District Art and Apparel features all original artwork, as well as affordable prints for art lovers without a huge budget. It also features startup fashion brands in rotation, as well as events.

Harper is an art lover and painter himself, with a decent sized art collection. He and McLaren went to school together up through high school, before McLaren moved to Chicago almost a decade ago. Once he returned to Columbus, McLaren approached Harper about opening up an art gallery. That was just seven months ago.

Harper and McLaren’s goal with District Art and Apparel is to be the “un-gallery,” Harper says. He talks about getting a weird feeling when entering other galleries in the Short North, as if he doesn’t belong.

“I don’t know if they could tell that I wasn’t able to afford seven or eight thousand dollar pieces,” he says. “I just kind of got that feeling that I wasn’t fully welcome there.”

Harper has lived in the Short North for six years now. There have been major changes, he says, even in the amount of time he has lived there.

“Growth is coming and it’s welcome,” he explains. “We still have the galleries, but a lot of the artists and the organic stuff have been kind of pushed out. You have the high-end galleries moving in, which is wonderful.
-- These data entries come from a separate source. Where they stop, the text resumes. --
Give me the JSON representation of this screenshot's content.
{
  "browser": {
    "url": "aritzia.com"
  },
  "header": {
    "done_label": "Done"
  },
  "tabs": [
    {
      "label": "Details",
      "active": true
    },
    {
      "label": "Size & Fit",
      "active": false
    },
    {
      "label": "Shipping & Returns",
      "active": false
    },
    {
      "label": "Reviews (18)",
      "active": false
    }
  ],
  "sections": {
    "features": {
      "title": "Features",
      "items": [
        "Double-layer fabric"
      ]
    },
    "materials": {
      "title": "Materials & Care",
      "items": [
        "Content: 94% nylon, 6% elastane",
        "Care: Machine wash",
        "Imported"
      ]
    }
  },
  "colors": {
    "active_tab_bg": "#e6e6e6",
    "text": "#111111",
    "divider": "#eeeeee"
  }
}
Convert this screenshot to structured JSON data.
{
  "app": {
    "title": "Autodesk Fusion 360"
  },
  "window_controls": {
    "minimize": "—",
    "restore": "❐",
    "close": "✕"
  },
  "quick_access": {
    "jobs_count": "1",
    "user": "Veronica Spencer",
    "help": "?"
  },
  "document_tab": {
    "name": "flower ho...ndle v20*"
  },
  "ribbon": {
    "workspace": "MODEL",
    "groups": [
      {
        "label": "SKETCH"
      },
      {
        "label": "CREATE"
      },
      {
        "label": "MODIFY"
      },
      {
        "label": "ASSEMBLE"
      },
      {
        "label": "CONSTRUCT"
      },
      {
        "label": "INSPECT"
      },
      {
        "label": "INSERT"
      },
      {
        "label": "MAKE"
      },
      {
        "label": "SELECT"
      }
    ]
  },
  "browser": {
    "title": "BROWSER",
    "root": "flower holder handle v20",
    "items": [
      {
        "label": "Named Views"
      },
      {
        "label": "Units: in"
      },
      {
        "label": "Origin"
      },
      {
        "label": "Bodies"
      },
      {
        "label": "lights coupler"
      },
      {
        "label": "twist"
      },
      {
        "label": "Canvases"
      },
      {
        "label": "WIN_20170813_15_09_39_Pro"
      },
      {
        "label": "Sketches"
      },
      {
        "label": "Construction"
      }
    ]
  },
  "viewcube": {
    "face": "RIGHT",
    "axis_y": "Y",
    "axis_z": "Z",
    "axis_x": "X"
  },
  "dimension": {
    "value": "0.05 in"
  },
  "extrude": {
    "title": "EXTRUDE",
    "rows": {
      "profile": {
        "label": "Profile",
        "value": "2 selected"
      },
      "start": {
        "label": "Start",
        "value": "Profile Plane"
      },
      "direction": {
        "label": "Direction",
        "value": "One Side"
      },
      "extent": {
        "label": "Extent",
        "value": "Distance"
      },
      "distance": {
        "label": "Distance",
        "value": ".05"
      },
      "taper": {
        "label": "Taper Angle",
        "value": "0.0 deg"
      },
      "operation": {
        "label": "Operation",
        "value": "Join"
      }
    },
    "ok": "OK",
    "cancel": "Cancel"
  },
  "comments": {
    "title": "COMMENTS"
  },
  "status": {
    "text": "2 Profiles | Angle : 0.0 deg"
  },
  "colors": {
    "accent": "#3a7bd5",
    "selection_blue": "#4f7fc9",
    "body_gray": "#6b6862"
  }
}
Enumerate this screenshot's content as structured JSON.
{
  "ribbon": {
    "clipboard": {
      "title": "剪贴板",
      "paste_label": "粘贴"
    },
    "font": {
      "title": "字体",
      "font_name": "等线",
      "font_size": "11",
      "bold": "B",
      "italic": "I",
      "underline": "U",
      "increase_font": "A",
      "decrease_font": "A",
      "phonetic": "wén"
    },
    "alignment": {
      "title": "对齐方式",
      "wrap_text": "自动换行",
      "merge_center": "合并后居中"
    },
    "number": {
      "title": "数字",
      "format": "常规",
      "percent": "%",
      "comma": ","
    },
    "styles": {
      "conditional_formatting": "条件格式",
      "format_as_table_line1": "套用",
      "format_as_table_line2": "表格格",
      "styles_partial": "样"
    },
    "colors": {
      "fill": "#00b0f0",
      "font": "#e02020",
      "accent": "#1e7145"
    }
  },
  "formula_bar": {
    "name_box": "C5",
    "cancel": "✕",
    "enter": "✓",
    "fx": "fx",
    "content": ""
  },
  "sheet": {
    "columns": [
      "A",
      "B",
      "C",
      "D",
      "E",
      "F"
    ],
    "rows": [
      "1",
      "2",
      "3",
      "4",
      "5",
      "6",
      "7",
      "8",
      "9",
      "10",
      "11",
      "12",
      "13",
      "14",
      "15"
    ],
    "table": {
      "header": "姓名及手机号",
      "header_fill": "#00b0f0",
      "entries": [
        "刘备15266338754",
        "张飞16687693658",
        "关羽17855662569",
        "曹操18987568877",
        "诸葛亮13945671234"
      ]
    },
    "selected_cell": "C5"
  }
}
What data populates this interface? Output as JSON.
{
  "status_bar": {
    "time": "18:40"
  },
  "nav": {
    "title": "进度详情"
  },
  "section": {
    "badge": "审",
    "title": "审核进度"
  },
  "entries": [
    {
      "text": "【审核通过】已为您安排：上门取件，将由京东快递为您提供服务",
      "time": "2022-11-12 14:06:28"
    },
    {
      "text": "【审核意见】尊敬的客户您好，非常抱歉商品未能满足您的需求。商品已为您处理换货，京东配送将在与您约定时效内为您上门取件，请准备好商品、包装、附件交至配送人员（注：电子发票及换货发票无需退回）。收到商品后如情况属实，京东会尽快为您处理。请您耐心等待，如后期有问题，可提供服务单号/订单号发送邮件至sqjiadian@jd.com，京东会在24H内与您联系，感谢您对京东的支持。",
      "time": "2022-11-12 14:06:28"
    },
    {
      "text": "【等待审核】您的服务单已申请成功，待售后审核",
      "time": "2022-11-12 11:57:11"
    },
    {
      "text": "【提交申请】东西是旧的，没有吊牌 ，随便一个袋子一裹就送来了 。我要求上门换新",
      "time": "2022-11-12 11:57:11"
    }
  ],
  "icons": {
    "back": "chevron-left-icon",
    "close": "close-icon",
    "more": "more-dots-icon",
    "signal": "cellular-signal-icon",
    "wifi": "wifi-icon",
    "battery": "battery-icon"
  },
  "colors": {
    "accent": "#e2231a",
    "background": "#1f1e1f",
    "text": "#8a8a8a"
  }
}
I love going in there and doing the gallery hops, but it’s not really welcoming to new and emerging artists.”

With District, Harper and McLaren are hoping to change that for artists.

“I know a lot of [my] artist friends have since moved down to Franklinton and don’t really come up to the Short North as much,” he says. “[Artists are] looking for a place to display their works in the Short North, and unless they’re established, it doesn’t seem like they really have a place or a voice here. We wanted to bring that back and make it not so stuffy.”

Since opening, Harper and McLaren have faced some challenges in getting people out to District.

“At first we were kind of naive,” he says. “We had the mentality where if you build it they will come. So we opened up the doors seven months ago and were kind of shocked that people just didn’t come in on their own.”

As a result, they have begun to concentrate on word-of-mouth and hosting events, for more organic growth. In addition to opening exhibitions with live music, they have partnered with #Underground (no affiliation), a spoken word group, to host poetry and spoken word events. They also have hosted yoga classes. “It really connects with the community and other artists that might not be visual artists,” says Harper.

Harper and McLaren’s goal for District is to continue to give upcoming artists space and grow the talent pool of Columbus artists. In five years, they want District to be a go-to space for local art.

“Whether it be collectors in the community, new restaurants or buildings that are opening, we want to fill those walls with local artists and really empower them to draw from the talent pool that is Columbus artists. Because it’s vast.”